Federated Optimization: Distributed Optimization Beyond the Datacenter
Venue
NIPS Optimization for Machine Learning Workshop (2015), pp. 5
Publication Year
2015
Authors
Jakub Konečný, H. Brendan McMahan, Daniel Ramage
BibTeX
Abstract
We introduce a new and increasingly relevant setting for distributed optimization
in machine learning, where the data defining the optimization are distributed
(unevenly) over an extremely large number of nodes, but the goal remains to train a
high-quality centralized model. We refer to this setting as Federated Optimization.
In this setting, communication efficiency is of utmost importance. A motivating
example for federated optimization arises when we keep the training data locally on
users' mobile devices rather than logging it to a data center for training.
Instead, the mobile devices are used as nodes performing computation on their local
data in order to update a global model.

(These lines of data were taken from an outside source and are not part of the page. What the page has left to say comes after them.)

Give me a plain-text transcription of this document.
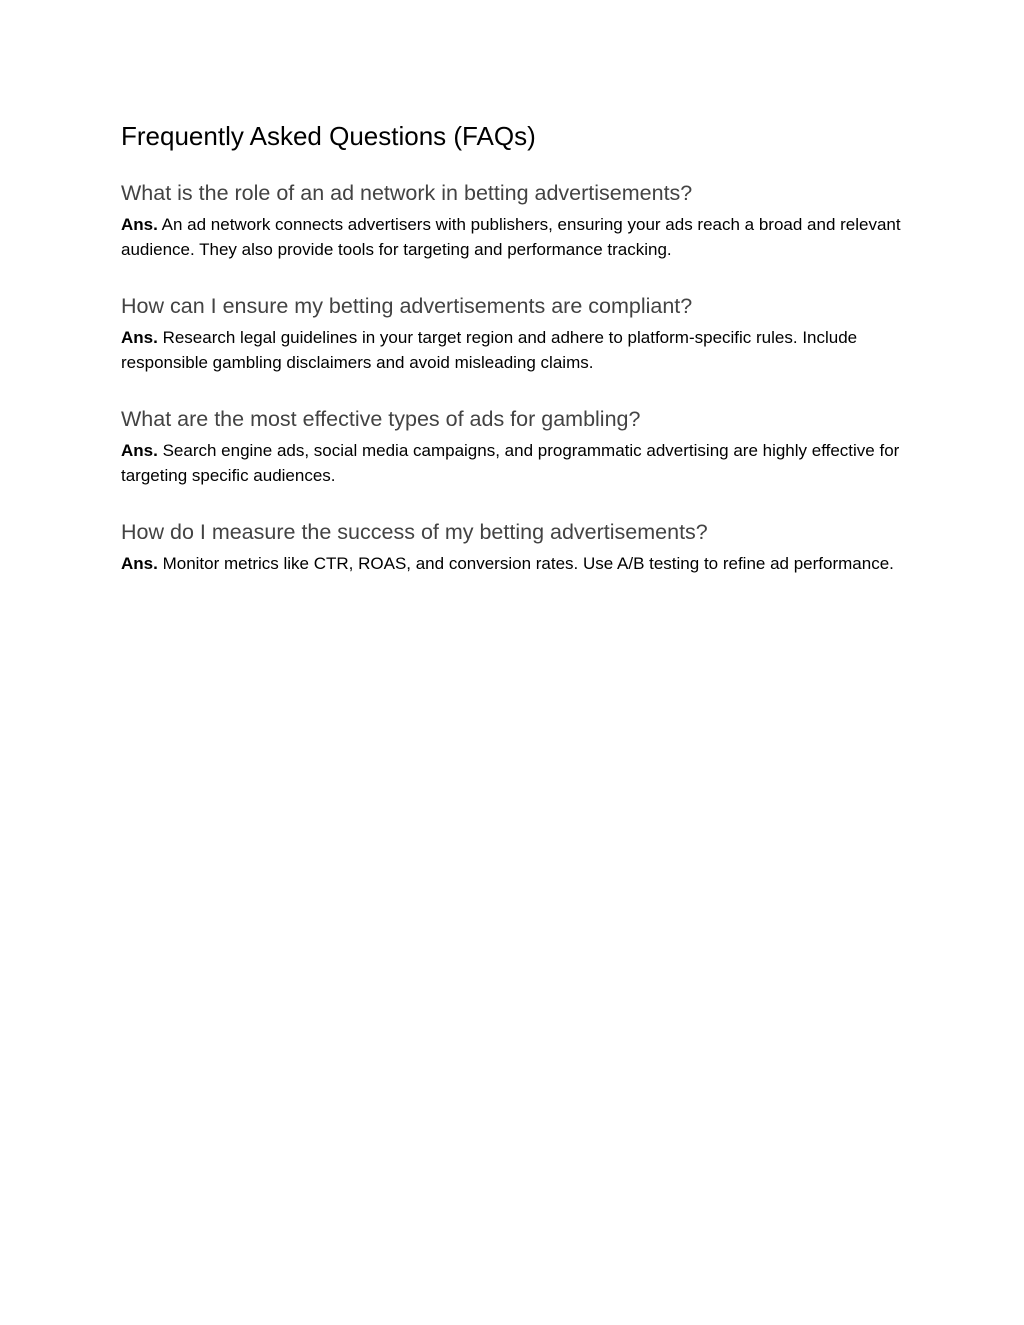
Frequently Asked Questions (FAQs)
What is the role of an ad network in betting advertisements?

Ans. An ad network connects advertisers with publishers, ensuring your ads reach a broad and relevant audience. They also provide tools for targeting and performance tracking.

How can I ensure my betting advertisements are compliant?

Ans. Research legal guidelines in your target region and adhere to platform-specific rules. Include responsible gambling disclaimers and avoid misleading claims.

What are the most effective types of ads for gambling?

Ans. Search engine ads, social media campaigns, and programmatic advertising are highly effective for targeting specific audiences.

How do I measure the success of my betting advertisements?

Ans. Monitor metrics like CTR, ROAS, and conversion rates. Use A/B testing to refine ad performance.
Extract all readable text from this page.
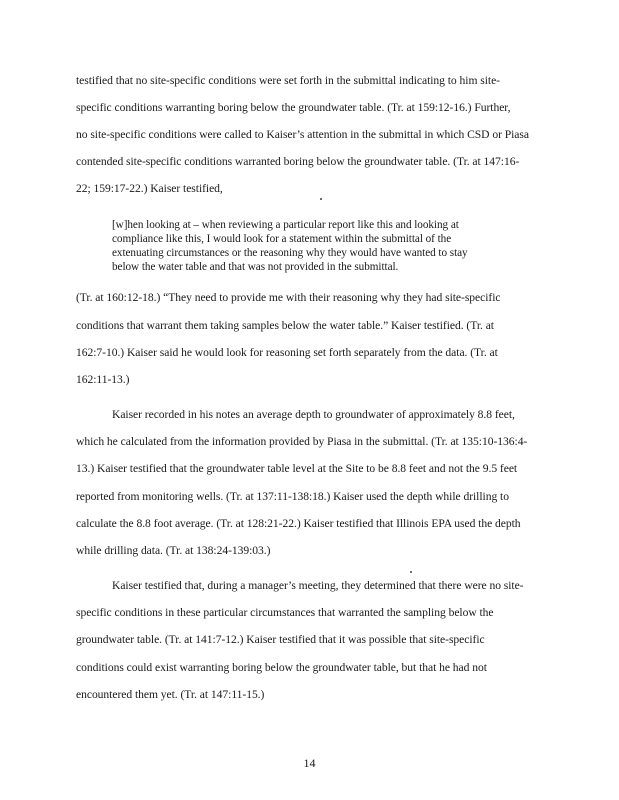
testified that no site-specific conditions were set forth in the submittal indicating to him site-
specific conditions warranting boring below the groundwater table. (Tr. at 159:12-16.) Further,
no site-specific conditions were called to Kaiser’s attention in the submittal in which CSD or Piasa
contended site-specific conditions warranted boring below the groundwater table. (Tr. at 147:16-
22; 159:17-22.) Kaiser testified,
[w]hen looking at – when reviewing a particular report like this and looking at
compliance like this, I would look for a statement within the submittal of the
extenuating circumstances or the reasoning why they would have wanted to stay
below the water table and that was not provided in the submittal.
(Tr. at 160:12-18.) “They need to provide me with their reasoning why they had site-specific
conditions that warrant them taking samples below the water table.” Kaiser testified. (Tr. at
162:7-10.) Kaiser said he would look for reasoning set forth separately from the data. (Tr. at
162:11-13.)
Kaiser recorded in his notes an average depth to groundwater of approximately 8.8 feet,
which he calculated from the information provided by Piasa in the submittal. (Tr. at 135:10-136:4-
13.) Kaiser testified that the groundwater table level at the Site to be 8.8 feet and not the 9.5 feet
reported from monitoring wells. (Tr. at 137:11-138:18.) Kaiser used the depth while drilling to
calculate the 8.8 foot average. (Tr. at 128:21-22.) Kaiser testified that Illinois EPA used the depth
while drilling data. (Tr. at 138:24-139:03.)
Kaiser testified that, during a manager’s meeting, they determined that there were no site-
specific conditions in these particular circumstances that warranted the sampling below the
groundwater table. (Tr. at 141:7-12.) Kaiser testified that it was possible that site-specific
conditions could exist warranting boring below the groundwater table, but that he had not
encountered them yet. (Tr. at 147:11-15.)
14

We suppose that we have an extremely large
number of devices in our network, each of which has only a tiny fraction of data
available totally; in particular, we expect the number of data points available
locally to be much smaller than the number of devices. Additionally, since
different users generate data with different patterns, we assume that no device has
a representative sample of the overall distribution. We show that existing
algorithms are not suitable for this setting, and propose a new algorithm which
shows encouraging experimental results. This work also sets a path for future
research needed in the context of federated optimization.